Rilke’nin çok aşık olduğu bir kadın varmış. Kadınla birlikte iken Rilke acayip mutlu... Yalnız dengesiz ve kaotik bir ilişki (taraflardan biri Rilke yani, normal) olduğu için sürekli ayrılıp barışıyorlar. Her ayrılığın akabinde de acının etkisiyle Rilke şiirler döktürüyor, kadın onu her terk ettiğinde Rilke, Rilke'leşiyor, büyük şair böyle doğuyor. 
Kadının en son ve kesin terk sebebi biraz iç burkucu yalnız…şiir yazabilsin diye terk ediyor, Alman Edebiyatı Rilke’den mahrum kalmasın diye terk ediyor!
Rilke kadınla beraberken hiç “güzel şiir” yazmıyormuş…

Böyle tuhaf ve sofistike bir çalışma mekanizması var işte acı üretiminin.
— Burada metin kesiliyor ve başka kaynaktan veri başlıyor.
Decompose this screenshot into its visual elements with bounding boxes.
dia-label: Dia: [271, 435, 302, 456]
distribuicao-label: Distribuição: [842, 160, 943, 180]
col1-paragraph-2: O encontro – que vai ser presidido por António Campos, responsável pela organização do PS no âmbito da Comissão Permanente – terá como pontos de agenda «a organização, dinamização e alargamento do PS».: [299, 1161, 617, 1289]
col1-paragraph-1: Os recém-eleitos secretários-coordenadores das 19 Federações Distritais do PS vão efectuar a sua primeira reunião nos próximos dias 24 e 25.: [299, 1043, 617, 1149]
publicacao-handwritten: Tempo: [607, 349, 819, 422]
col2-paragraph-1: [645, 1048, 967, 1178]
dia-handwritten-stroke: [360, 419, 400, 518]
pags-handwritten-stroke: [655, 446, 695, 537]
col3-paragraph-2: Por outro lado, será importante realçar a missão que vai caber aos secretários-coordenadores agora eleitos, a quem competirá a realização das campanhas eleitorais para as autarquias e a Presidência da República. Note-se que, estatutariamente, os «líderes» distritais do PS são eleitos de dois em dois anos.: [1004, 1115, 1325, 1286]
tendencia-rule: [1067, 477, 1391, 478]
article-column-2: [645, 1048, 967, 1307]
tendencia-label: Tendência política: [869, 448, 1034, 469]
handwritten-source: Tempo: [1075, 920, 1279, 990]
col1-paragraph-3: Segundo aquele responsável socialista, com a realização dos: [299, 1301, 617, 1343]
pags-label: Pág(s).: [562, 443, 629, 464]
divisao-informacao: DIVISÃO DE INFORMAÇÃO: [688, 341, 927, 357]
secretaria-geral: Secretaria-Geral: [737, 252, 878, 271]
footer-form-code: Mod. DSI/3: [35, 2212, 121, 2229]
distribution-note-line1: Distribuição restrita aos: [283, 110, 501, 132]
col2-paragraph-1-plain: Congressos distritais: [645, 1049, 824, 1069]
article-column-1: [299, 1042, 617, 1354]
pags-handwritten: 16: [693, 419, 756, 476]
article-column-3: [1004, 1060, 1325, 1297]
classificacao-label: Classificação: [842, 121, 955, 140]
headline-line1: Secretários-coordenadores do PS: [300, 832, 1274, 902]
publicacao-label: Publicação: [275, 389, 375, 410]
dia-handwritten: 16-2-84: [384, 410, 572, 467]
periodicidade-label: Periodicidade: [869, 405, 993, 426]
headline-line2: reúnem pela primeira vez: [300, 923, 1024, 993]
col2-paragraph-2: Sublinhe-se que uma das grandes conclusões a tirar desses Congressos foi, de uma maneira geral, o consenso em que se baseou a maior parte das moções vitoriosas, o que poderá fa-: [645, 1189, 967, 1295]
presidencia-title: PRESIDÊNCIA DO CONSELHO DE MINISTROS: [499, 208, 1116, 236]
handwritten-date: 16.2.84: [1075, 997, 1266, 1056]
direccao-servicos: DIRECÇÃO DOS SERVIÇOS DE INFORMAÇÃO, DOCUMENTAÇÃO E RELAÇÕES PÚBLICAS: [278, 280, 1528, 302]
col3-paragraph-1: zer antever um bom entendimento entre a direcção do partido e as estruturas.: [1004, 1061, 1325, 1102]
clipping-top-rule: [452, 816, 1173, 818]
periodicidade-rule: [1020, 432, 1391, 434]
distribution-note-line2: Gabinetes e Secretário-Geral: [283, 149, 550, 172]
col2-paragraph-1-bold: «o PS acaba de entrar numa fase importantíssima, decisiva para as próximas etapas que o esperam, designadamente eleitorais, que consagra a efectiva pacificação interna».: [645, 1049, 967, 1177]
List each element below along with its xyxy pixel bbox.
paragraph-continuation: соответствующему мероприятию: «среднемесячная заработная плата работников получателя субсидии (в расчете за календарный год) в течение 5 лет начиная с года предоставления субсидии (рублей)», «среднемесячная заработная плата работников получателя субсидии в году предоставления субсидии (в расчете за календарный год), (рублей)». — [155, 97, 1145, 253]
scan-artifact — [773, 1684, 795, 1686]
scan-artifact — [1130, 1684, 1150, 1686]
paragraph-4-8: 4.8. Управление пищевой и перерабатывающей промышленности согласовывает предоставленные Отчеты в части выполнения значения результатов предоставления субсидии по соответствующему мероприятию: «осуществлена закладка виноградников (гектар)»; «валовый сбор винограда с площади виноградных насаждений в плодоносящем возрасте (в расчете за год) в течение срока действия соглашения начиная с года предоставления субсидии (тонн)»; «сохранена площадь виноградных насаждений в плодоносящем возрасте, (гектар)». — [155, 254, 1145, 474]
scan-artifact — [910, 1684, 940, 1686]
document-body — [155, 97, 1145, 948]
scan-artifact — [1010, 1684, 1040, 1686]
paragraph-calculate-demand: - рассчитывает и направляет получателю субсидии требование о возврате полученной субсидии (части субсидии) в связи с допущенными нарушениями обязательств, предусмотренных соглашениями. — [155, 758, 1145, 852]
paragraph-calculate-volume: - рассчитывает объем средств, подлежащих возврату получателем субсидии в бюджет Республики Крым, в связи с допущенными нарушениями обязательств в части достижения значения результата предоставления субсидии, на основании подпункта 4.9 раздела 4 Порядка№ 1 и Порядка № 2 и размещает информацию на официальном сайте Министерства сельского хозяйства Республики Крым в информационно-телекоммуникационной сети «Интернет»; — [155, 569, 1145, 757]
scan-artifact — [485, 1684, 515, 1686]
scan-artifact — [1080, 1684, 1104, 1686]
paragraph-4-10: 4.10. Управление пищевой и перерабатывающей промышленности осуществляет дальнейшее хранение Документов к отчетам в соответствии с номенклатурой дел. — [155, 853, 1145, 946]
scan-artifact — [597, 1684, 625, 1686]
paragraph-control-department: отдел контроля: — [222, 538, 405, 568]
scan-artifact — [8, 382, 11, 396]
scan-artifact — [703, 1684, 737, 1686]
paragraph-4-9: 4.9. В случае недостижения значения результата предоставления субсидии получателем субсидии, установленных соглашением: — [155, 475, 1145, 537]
Büyük şairler şiir yazabilmek için gerekli acıyı temin edebilmek adına aşık olup durmuş sanki…gibi bir hal.
Aslında amaç şiir yazmak değil, şiir sadece hasılat, amaç başka ve burası çok karışık! Zaten bu karışık şeyi söyleyebilmek için yazdım şu kadar şeyi, şimdiye kadarki yazdıklarım hep girişti.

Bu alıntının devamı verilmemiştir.